Japan Real Time Charts and Data

Edward Hugh is only able to update this blog from time to time, but he does run a lively Twitter account with plenty of Japan related comment. He also maintains a collection of constantly updated Japan data charts with short updates on a Storify dedicated page Is Japan Once More Back in Deflation?

Monday, September 03, 2007

Investment In Plant and Equipment Q2 2007

Corporate investment in Japan declined in the second quarter of 2007 following a sharp fall in spending in the predominantly domestically focused non-manufacturing sector. According to data released by the Ministry of Finance in Tokyo today, capital spending sank 4.9 percent in the three months ended June 30 after advancing 13.6 percent in the first quarter. Here's the chart.

We can also see that this was the lowest reading since Q2 2005, and gives us some indication of one of the factors responsible for slow Q2 GDP growth, although it does seem that there is some possibility that the Q2 data may now need to be revised downwards.
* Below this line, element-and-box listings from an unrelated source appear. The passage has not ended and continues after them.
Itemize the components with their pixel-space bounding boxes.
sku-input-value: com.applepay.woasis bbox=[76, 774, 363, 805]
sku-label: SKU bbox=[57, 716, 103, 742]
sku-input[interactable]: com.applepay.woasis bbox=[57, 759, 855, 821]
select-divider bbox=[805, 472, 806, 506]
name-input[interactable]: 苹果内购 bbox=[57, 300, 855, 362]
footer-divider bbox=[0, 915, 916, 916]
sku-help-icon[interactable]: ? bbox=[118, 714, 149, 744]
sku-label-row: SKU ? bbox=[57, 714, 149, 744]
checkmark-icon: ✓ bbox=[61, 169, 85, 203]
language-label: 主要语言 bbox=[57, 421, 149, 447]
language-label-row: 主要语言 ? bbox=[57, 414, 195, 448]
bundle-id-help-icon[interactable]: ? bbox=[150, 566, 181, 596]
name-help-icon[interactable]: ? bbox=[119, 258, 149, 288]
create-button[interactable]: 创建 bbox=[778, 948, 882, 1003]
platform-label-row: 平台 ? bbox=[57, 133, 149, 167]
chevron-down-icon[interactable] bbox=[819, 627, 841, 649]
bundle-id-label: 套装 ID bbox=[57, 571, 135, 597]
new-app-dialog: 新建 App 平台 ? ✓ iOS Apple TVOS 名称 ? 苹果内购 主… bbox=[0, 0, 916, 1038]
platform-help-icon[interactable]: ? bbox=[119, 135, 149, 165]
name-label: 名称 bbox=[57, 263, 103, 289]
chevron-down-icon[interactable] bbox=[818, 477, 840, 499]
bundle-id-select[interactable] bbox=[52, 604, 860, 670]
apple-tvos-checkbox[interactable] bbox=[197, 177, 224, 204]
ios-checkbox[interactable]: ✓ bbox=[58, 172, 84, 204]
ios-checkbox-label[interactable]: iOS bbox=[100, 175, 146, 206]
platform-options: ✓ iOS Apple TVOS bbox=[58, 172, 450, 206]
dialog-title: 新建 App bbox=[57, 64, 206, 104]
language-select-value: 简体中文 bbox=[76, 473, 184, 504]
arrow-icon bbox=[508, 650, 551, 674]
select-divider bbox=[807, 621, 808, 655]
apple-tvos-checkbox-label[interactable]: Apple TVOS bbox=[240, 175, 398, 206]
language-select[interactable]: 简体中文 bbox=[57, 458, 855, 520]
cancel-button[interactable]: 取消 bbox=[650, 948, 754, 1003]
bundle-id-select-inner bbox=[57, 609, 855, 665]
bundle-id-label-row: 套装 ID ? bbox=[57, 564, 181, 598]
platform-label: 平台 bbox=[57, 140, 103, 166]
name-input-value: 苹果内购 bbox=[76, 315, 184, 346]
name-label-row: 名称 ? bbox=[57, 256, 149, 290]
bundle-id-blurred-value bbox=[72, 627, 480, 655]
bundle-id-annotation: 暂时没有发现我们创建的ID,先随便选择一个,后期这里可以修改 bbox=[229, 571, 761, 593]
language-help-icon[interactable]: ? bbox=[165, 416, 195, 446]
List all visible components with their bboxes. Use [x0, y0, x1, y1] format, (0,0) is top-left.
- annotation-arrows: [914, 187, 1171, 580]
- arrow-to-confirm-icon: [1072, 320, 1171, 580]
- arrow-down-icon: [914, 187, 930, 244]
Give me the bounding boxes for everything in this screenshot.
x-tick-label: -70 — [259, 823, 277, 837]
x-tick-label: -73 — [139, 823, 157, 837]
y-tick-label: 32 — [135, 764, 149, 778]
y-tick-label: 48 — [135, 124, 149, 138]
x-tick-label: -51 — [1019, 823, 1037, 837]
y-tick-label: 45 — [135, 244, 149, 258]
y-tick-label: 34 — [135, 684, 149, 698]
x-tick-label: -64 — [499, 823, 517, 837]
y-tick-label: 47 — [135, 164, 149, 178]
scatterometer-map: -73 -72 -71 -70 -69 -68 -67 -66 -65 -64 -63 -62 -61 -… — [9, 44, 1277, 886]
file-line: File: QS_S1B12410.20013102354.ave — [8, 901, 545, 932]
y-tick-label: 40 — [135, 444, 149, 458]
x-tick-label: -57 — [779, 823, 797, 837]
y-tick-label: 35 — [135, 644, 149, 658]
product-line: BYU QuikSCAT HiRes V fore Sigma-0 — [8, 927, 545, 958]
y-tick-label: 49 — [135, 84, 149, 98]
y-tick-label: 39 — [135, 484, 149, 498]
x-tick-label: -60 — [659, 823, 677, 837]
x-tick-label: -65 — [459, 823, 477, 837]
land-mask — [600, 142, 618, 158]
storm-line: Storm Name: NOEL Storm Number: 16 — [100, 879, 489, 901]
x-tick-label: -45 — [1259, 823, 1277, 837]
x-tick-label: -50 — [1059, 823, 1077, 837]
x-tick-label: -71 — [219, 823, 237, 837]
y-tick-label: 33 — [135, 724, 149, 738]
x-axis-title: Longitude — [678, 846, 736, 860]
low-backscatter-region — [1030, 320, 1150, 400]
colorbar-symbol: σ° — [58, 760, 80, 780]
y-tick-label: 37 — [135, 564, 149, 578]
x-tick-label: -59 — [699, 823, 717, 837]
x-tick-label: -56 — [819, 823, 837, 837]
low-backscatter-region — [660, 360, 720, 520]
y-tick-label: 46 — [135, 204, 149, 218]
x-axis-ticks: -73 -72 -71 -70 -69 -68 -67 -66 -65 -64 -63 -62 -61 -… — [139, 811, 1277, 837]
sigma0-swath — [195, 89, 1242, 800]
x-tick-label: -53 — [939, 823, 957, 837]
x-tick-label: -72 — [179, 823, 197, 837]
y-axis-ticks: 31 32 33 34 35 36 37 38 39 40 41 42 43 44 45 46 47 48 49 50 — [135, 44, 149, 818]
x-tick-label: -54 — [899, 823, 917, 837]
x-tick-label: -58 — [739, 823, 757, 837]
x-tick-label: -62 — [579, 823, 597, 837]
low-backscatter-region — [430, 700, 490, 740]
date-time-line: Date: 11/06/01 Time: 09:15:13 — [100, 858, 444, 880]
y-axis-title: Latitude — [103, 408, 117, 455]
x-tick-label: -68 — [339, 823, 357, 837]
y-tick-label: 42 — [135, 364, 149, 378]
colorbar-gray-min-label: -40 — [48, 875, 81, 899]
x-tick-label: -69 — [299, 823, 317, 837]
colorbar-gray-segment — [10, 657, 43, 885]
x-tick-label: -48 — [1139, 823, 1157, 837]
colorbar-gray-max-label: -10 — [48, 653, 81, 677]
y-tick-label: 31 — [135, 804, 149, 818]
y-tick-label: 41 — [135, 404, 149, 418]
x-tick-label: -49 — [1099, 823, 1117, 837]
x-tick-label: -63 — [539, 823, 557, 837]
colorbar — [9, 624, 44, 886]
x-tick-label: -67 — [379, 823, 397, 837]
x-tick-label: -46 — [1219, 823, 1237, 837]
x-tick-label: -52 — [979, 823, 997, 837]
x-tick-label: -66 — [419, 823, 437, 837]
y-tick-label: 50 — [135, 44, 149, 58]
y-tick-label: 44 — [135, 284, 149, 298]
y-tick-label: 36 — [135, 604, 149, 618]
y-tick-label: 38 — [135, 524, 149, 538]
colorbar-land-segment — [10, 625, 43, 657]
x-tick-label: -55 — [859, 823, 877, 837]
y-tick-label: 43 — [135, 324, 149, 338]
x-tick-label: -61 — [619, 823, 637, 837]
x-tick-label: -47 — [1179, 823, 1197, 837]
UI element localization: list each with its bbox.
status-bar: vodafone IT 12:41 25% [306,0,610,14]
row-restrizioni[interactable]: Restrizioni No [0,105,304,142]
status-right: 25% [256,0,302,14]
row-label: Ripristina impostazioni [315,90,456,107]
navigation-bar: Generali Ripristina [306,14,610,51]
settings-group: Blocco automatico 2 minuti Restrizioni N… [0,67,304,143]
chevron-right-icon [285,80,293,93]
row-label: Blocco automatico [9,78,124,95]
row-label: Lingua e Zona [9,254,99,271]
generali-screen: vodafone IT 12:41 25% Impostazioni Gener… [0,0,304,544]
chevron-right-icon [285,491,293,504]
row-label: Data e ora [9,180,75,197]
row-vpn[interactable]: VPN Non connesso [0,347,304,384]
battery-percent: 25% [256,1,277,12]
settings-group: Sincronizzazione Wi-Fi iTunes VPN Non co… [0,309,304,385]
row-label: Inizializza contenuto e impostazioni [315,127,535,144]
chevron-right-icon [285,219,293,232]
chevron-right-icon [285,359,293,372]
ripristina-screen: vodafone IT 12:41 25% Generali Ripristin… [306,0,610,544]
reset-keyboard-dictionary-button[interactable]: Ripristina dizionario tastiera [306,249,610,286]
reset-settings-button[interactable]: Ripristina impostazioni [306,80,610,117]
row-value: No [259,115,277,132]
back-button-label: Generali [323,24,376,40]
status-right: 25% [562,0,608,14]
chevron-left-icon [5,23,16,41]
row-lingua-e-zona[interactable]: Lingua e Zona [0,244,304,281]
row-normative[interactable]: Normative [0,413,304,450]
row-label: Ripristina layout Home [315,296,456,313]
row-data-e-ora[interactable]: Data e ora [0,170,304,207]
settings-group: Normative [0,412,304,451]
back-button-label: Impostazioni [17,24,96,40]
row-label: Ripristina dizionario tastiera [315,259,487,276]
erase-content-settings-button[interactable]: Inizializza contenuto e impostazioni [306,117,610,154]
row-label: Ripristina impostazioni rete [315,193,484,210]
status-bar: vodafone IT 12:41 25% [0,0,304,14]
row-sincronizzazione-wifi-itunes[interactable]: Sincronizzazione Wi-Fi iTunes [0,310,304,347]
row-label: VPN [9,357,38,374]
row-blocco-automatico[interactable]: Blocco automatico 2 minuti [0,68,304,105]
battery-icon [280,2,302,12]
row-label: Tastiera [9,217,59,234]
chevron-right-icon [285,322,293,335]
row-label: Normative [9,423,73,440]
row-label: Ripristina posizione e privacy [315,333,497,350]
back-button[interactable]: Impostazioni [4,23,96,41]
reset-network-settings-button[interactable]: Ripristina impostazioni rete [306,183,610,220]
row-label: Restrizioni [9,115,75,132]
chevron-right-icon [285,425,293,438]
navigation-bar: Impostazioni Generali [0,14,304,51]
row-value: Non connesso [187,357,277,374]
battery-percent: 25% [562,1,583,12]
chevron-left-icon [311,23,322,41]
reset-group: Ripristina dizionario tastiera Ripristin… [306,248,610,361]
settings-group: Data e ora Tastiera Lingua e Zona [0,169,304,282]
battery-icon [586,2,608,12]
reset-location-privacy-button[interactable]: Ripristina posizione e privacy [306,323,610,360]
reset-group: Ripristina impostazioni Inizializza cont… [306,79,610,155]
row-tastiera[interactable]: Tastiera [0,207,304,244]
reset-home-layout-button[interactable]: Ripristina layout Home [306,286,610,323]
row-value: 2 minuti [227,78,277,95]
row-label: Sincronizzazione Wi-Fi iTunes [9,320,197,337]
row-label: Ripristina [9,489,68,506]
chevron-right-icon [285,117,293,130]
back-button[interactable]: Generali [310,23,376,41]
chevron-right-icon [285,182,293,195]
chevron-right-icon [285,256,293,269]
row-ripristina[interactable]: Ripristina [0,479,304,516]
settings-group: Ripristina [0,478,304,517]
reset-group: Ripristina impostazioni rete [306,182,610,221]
The big question, of course, is what is happening during Q3. But do note this quote in Bloomberg from Hiroaki Muto - senior economist at Sumitomo Mitsui Asset Management in Tokyo - ``We can't rule out the possibility that the economy shrank last quarter, though such a dip would be temporary. "

So in fact, the longest Japanese expansion in recent history may have already ended.


The report may hinder the Bank of Japan's case that the economy is strong enough for it to raise the key overnight call rate in two weeks. Companies may pare investment even more in the coming months if the U.S. housing crisis curbs demand in Japan's largest export market.

``The U.S. housing recession is a risk factor and may slow foreign demand,'' said Naoki Iizuka, senior economist at Mizuho Securities Co. in Tokyo. ``It is too early to conclude that capital spending will be a problem for the Japanese economy,'' he said, adding that a change to the sample used by the finance ministry may have distorted the reading.